On January 28th, 1986, the space shuttle Challenger was destroyed was destroyed 73 seconds after lift off for the STS-51L mission. Cold weather in the days before launch had weakened the rubber o-rings sealing sections of the solid rocket boosters. Flames escaped and penetrated the external fuel tank, igniting an explosion of liquid hydrogen and oxygen that disintegrated the orbiter vehicle. The crew was not killed in the explosion—forensic investigation revealed that pilot Michael Smith’s emergency oxygen supply had been activated, and consumed for two and a half minutes: the amount of time between the break-up to when the remains of Challenger landed in the Atlantic Ocean.

On February 1, 2003, the space shuttle Columbia disintegrated during re-entry over the southern United States after sixteen days in orbit. During launch, a piece of cryogenic insulation foam fell from the external fuel tank and struck the left wing of the orbiter, damaging the thermal protection system. As Columbia streaked across the southern sky, atmospheric gases heated by its hypersonic flight entered the wing and melted critical structural members. Ground observers in Texas could see the shuttle breaking apart over their heads. Rapid cabin depressurization incapacitated the crew.

This is the worst week in the history of American spaceflight. These three disasters are not the only dark spots on that record, by they are by far the worst. We remember them, and vow not to repeat the mistakes that led to their deaths.

After Apollo 1, Flight Director Gene Kranz gave the following address to his mission controllers:

Spaceflight will never tolerate carelessness, incapacity, and neglect. Somewhere, somehow, we screwed up. It could have been in design, build, or test. Whatever it was, we should have caught it.

We were too gung ho about the schedule and we locked out all of the problems we saw each day in our work. Every element of the program was in trouble and so were we. The simulators were not working, Mission Control was behind in virtually every area, and the flight and test procedures changed daily. Nothing we did had any shelf life. Not one of us stood up and said, “Dammit, stop!”

I don’t know what Thompson’s committee will find as the cause, but I know what I find. We are the cause! We were not ready! We did not do our job. We were rolling the dice, hoping that things would come together by launch day, when in our hearts we knew it would take a miracle. We were pushing the schedule and betting that the Cape would slip before we did.

From this day forward, Flight Control will be known by two words: “Tough and Competent.” Tough means we are forever accountable for what we do or what we fail to do. We will never again compromise our responsibilities. Every time we walk into Mission Control we will know what we stand for.

Competent means we will never take anything for granted. We will never be found short in our knowledge and in our skills. Mission Control will be perfect.

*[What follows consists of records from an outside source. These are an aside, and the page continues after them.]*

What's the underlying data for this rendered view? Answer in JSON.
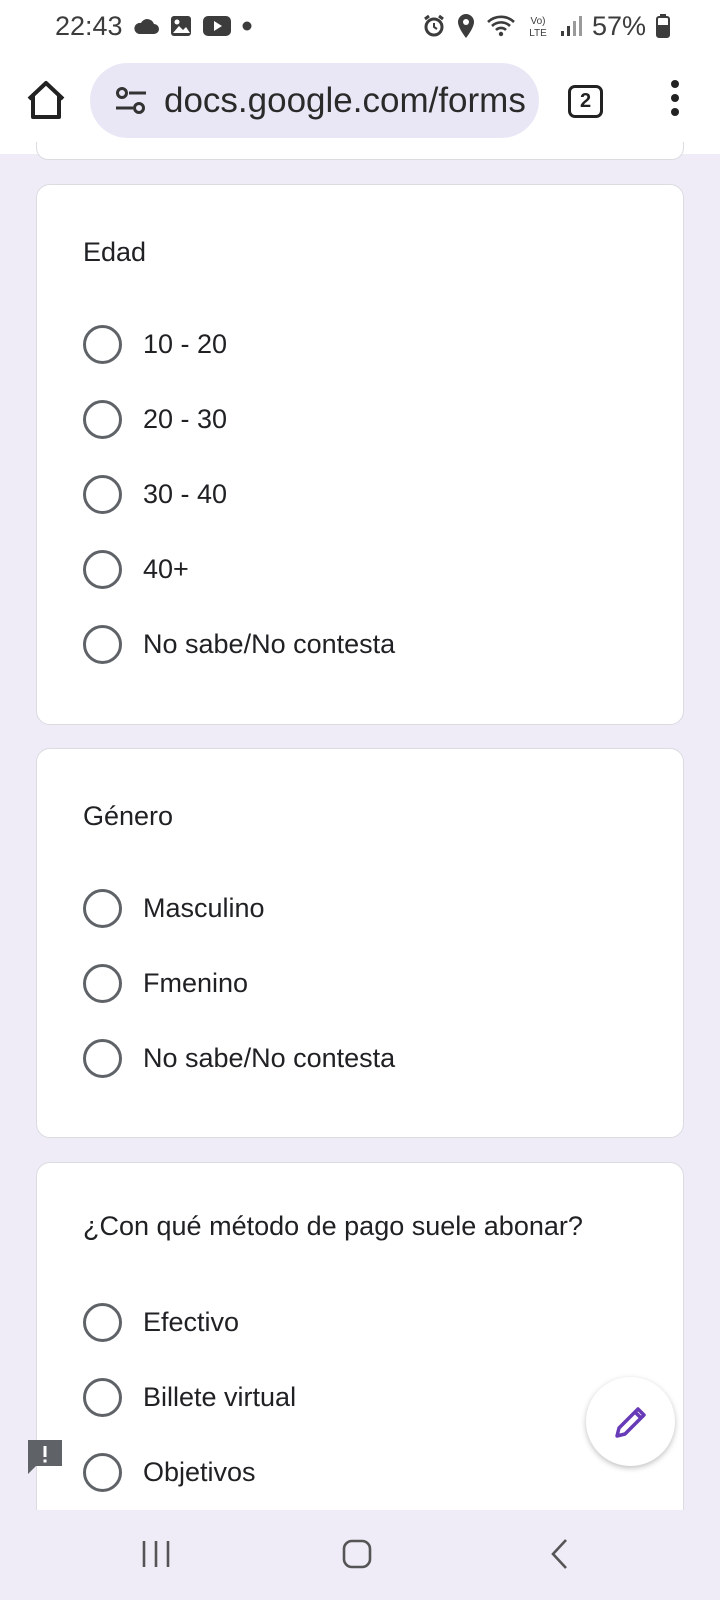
{
  "status_bar": {
    "time": "22:43",
    "battery": "57%",
    "left_icons": [
      "cloud-icon",
      "image-icon",
      "youtube-icon",
      "dot-icon"
    ],
    "right_icons": [
      "alarm-icon",
      "location-icon",
      "wifi-icon",
      "volte-icon",
      "signal-icon",
      "battery-icon"
    ],
    "volte_label": "Vo) LTE"
  },
  "browser": {
    "url": "docs.google.com/forms",
    "tab_count": "2"
  },
  "form": {
    "questions": [
      {
        "title": "Edad",
        "options": [
          "10 - 20",
          "20 - 30",
          "30 - 40",
          "40+",
          "No sabe/No contesta"
        ]
      },
      {
        "title": "Género",
        "options": [
          "Masculino",
          "Fmenino",
          "No sabe/No contesta"
        ]
      },
      {
        "title": "¿Con qué método de pago suele abonar?",
        "options": [
          "Efectivo",
          "Billete virtual",
          "Objetivos"
        ]
      }
    ]
  },
  "colors": {
    "page_background": "#efebf7",
    "fab_accent": "#673ab7",
    "radio_border": "#5f6368"
  },
  "buttons": {
    "fab_icon": "pencil-icon",
    "feedback_icon": "feedback-icon"
  },
  "nav_bar": {
    "items": [
      "recents-icon",
      "home-icon",
      "back-icon"
    ]
  }
}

When you leave this meeting today you will go to your office and the first thing you will do there is to write “Tough and Competent” on your blackboards. It will never be erased. Each day when you enter the room these words will remind you of the price paid by Grissom, White, and Chaffee.

Gene Kranz is right. Tough competence is what those of us in the space business must strive to be, every day, for lives are on the line, and the future of manned exploration of the cosmos is at stake.

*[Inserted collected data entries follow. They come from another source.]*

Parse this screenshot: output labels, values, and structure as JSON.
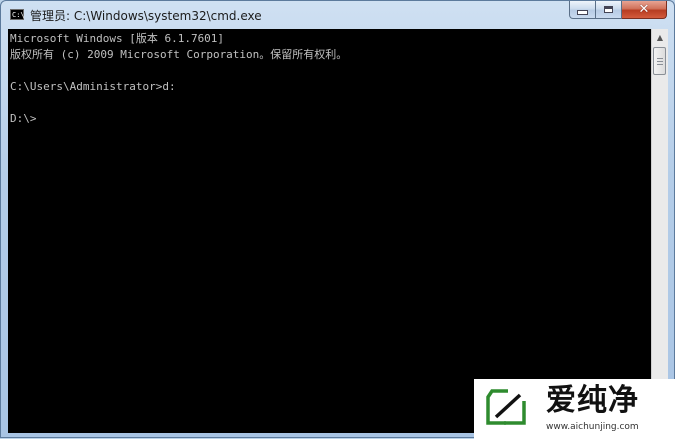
{
  "window": {
    "title": "管理员: C:\\Windows\\system32\\cmd.exe",
    "app_icon_text": "C:\\",
    "controls": {
      "minimize": "minimize",
      "maximize": "maximize",
      "close": "✕"
    }
  },
  "console": {
    "lines": [
      "Microsoft Windows [版本 6.1.7601]",
      "版权所有 (c) 2009 Microsoft Corporation。保留所有权利。",
      "",
      "C:\\Users\\Administrator>d:",
      "",
      "D:\\>"
    ]
  },
  "watermark": {
    "name": "爱纯净",
    "url": "www.aichunjing.com"
  },
  "colors": {
    "console_bg": "#000000",
    "console_text": "#c0c0c0",
    "close_button": "#c94a2e",
    "watermark_green": "#2e8b2e"
  },
  "icons": {
    "app": "cmd-icon",
    "minimize": "minimize-icon",
    "maximize": "maximize-icon",
    "close": "close-icon",
    "scroll_up": "arrow-up-icon",
    "scroll_down": "arrow-down-icon"
  }
}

These seventeen are not the only space travelers to die in the line of their work, and undoubtedly more astronauts and cosmonauts will perish in our conquest of the universe. That is no excuse for sloppiness. The Apollo 1 fire could have been prevented. STS-51L should not have launched. STS-107 could have been saved on-orbit. It’s the job of engineers, technicians, flight controllers, and fellow astronauts to see accidents before they occur and prevent them from happening.